Combien coûte de se défendre après avoir reçu une assignation ?

Honoraires, frais de procédure, frais irrépétibles et dépens : les postes qui composent le coût réel d'un contentieux, et les leviers pour le maîtriser.

Honoraires, frais de procédure, frais irrépétibles et dépens : les postes qui composent le coût réel d'un contentieux, et les leviers pour le maîtriser.

Introduction

Le coût d’un contentieux se compose de plusieurs postes que l’on découvre souvent en cours de procédure. L’anticiper permet d’arbitrer entre défense et transaction en connaissance de cause.

Les honoraires d’avocat

Ils sont fixés en accord avec le client et font l’objet d’une convention d’honoraires écrite, obligatoire.

Plusieurs modes de facturation coexistent : forfait pour une prestation définie, taux horaire, ou combinaison d’un honoraire fixe et d’un honoraire de résultat. Ce dernier ne peut jamais constituer la seule rémunération.

Le montant dépend de la complexité du dossier, du volume de pièces, du nombre d’échanges d’écritures et de la juridiction saisie. Une estimation doit être demandée dès le premier rendez-vous.

Les frais de procédure

Ils s’ajoutent aux honoraires et regroupent plusieurs postes.

Les frais de commissaire de justice pour la signification des actes.

Les frais d’expertise lorsqu’une mesure est ordonnée, souvent le poste le plus lourd, avec une consignation demandée avant le début des opérations.

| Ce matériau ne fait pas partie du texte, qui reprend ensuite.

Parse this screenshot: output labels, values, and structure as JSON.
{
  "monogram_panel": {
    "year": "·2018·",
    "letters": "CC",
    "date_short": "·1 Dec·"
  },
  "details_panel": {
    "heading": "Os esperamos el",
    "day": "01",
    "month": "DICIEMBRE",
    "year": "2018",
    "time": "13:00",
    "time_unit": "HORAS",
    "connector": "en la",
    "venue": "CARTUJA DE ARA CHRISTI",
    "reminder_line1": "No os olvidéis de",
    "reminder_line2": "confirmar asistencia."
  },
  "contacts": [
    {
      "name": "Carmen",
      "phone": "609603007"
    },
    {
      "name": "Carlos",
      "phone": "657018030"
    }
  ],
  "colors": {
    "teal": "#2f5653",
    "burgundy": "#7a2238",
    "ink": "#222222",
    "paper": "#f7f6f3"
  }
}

Les frais de traduction, de constat, ou de production de pièces auprès de tiers.

Ces frais sont exposés au fur et à mesure et ne sont pas toujours anticipés.

Les dépens et les frais irrépétibles

Les dépens comprennent notamment les frais de commissaire de justice et d’expertise. Ils sont en principe mis à la charge de la partie perdante.

Les frais irrépétibles couvrent les frais non compris dans les dépens, principalement les honoraires d’avocat. Le juge peut condamner la partie perdante à verser à l’autre une somme à ce titre, qu’il apprécie souverainement.

Cette somme couvre rarement l’intégralité des honoraires réellement exposés. Gagner un procès n’équivaut donc pas à ne rien payer.

La protection juridique

De nombreux contrats d’assurance professionnelle comportent une garantie de protection juridique.

Elle prend en charge les honoraires dans la limite de plafonds contractuels, souvent modestes au regard du coût réel d’un contentieux important.

Le libre choix de l’avocat est en principe préservé. La déclaration doit intervenir dans les conditions prévues au contrat, parfois dans un délai déterminé, ce qui impose de vérifier la garantie dès la réception de l’acte.

Les leviers de maîtrise

La préparation du dossier par le client réduit le temps consacré à sa reconstitution : chronologie établie, pièces classées et numérotées, interlocuteurs identifiés.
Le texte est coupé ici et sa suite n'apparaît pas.